National Baked Alaska Day
If you had asked me a week ago what Baked Alaska was, I probably would have guessed that it was some baked salmon dish. Boy would I have been wrong. Who could have guessed that this was a dessert?! I’m using the strawberry ice cream I made a couple of weeks ago (there’s still a lot left – I’m not much of an ice cream person.)

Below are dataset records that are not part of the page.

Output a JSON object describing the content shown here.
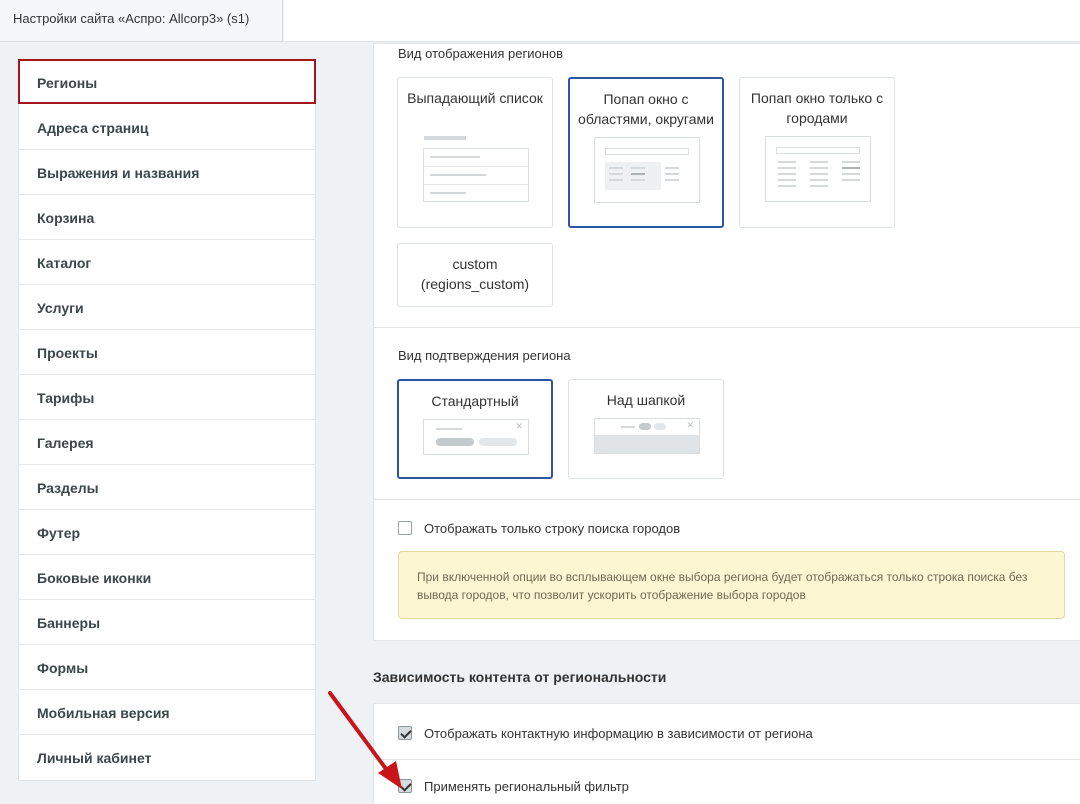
{
  "top_tab": {
    "title": "Настройки сайта «Аспро: Allcorp3» (s1)"
  },
  "sidebar": {
    "items": [
      {
        "label": "Регионы",
        "active": true
      },
      {
        "label": "Адреса страниц"
      },
      {
        "label": "Выражения и названия"
      },
      {
        "label": "Корзина"
      },
      {
        "label": "Каталог"
      },
      {
        "label": "Услуги"
      },
      {
        "label": "Проекты"
      },
      {
        "label": "Тарифы"
      },
      {
        "label": "Галерея"
      },
      {
        "label": "Разделы"
      },
      {
        "label": "Футер"
      },
      {
        "label": "Боковые иконки"
      },
      {
        "label": "Баннеры"
      },
      {
        "label": "Формы"
      },
      {
        "label": "Мобильная версия"
      },
      {
        "label": "Личный кабинет"
      }
    ]
  },
  "region_view": {
    "label": "Вид отображения регионов",
    "options": [
      {
        "title": "Выпадающий список",
        "selected": false
      },
      {
        "title": "Попап окно с областями, округами",
        "selected": true
      },
      {
        "title": "Попап окно только с городами",
        "selected": false
      },
      {
        "title": "custom (regions_custom)",
        "selected": false
      }
    ]
  },
  "region_confirm": {
    "label": "Вид подтверждения региона",
    "options": [
      {
        "title": "Стандартный",
        "selected": true
      },
      {
        "title": "Над шапкой",
        "selected": false
      }
    ]
  },
  "search_only": {
    "label": "Отображать только строку поиска городов",
    "checked": false,
    "note": "При включенной опции во всплывающем окне выбора региона будет отображаться только строка поиска без вывода городов, что позволит ускорить отображение выбора городов"
  },
  "regional_content": {
    "heading": "Зависимость контента от региональности",
    "contact_info": {
      "label": "Отображать контактную информацию в зависимости от региона",
      "checked": true
    },
    "regional_filter": {
      "label": "Применять региональный фильтр",
      "checked": true
    }
  },
  "colors": {
    "accent_active": "#a3151b",
    "selected_border": "#2f54a6",
    "arrow": "#c8141b",
    "note_bg": "#fcf6d3"
  }
}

Individual Chocolate Strawberry Baked Alaskas
Adapted from Gourmet
4 oz fine-quality bittersweet chocolate (not unsweetened), chopped
1 stick (1/2 cup) unsalted butter, cut into tablespoon pieces
2 1/4 cups sugar
3 whole large eggs
1/8 teaspoon salt
1/2 cup unsweetened cocoa powder
Strawberry Ice Cream, slightly softened
8 large egg whites
Special equipment: 6 (8-oz) shallow ceramic or glass gratin dishes
- Preheat oven to 325°F. Butter an 8-inch square baking pan, then line bottom with wax paper and butter paper.

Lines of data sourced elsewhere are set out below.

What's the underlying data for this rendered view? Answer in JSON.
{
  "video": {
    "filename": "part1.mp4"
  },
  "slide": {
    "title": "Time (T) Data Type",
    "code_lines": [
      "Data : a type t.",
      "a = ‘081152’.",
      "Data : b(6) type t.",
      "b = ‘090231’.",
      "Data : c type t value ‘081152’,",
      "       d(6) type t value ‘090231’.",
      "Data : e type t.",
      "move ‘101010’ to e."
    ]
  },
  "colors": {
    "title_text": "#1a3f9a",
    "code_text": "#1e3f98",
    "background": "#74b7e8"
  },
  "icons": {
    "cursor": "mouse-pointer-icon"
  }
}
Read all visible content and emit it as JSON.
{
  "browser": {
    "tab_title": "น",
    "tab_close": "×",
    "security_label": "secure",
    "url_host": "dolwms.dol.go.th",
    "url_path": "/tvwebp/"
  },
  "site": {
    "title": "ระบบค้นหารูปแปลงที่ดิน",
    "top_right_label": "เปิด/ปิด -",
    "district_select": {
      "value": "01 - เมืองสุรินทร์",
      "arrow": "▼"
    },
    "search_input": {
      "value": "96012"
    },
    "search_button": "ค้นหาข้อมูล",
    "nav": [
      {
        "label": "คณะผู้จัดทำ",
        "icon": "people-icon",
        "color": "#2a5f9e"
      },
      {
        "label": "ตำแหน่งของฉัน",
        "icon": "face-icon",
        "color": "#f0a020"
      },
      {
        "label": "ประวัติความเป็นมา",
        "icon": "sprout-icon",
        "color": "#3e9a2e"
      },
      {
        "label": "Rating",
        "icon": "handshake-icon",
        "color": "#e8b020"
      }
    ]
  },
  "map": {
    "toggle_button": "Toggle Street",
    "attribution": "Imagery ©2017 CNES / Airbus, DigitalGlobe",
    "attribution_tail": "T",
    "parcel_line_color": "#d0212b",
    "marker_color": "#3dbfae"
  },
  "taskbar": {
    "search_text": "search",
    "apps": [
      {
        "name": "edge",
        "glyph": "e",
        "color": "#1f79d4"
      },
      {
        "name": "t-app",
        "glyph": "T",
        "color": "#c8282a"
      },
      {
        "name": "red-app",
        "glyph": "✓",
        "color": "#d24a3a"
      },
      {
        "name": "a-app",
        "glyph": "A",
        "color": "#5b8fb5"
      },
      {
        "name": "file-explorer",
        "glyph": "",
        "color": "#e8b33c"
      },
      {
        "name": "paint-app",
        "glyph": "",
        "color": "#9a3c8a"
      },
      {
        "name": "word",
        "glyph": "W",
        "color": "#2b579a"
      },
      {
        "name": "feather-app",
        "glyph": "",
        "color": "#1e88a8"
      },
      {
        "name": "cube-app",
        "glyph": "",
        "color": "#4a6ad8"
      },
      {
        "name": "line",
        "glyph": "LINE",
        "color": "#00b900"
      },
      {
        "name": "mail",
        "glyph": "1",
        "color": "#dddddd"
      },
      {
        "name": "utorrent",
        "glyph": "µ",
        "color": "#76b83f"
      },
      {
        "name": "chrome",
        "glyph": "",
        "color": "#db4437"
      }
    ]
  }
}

- Melt chocolate and butter in a metal bowl set over a saucepan of barely simmering water, stirring, until smooth. Remove bowl from pan and whisk 3/4 cup sugar into chocolate mixture. Whisk in whole eggs and salt, then sift cocoa over and whisk until just combined.
- Pour batter into baking pan, spreading evenly, and bake in middle of oven until a tester comes out with a few crumbs adhering, 30 minutes. Cool cake in pan on a rack 5 minutes, then invert onto rack and cool completely.
- Cut cake into 6 equal pieces, then arrange 1 piece in each gratin dish, trimming to fit. Top each piece of cake with a large scoop of ice cream (about 1/2 cup), then freeze, covered, just until ice cream is hard, about 25 minutes (do not let ice cream become rock hard).
Make meringue just before serving:
- Preheat oven to 450°F.
- Beat egg whites and a pinch of salt with an electric mixer until they just hold soft peaks. Add remaining 1 1/2 cups sugar a little at a time, beating at high speed, and continue beating until whites just hold stiff, glossy peaks, about 5 minutes in a standing mixer or about 12 minutes with a handheld.
- Remove gratin dishes from freezer and mound meringue over ice cream and cake, spreading to edge of gratin dish. Bake on a baking sheet in middle of oven until golden brown, about 6 minutes. Serve immediately.
I cut the entire recipe in thirds since this doesn’t seem like a dessert that can be completely made ahead. Plus, you’re going to laugh, I completely forgot to melt the butter with the chocolate and I had everything put together in the pan before I realized what I had done. So, the melted butter got mixed in at the end. Surprisingly, it turned out just fine.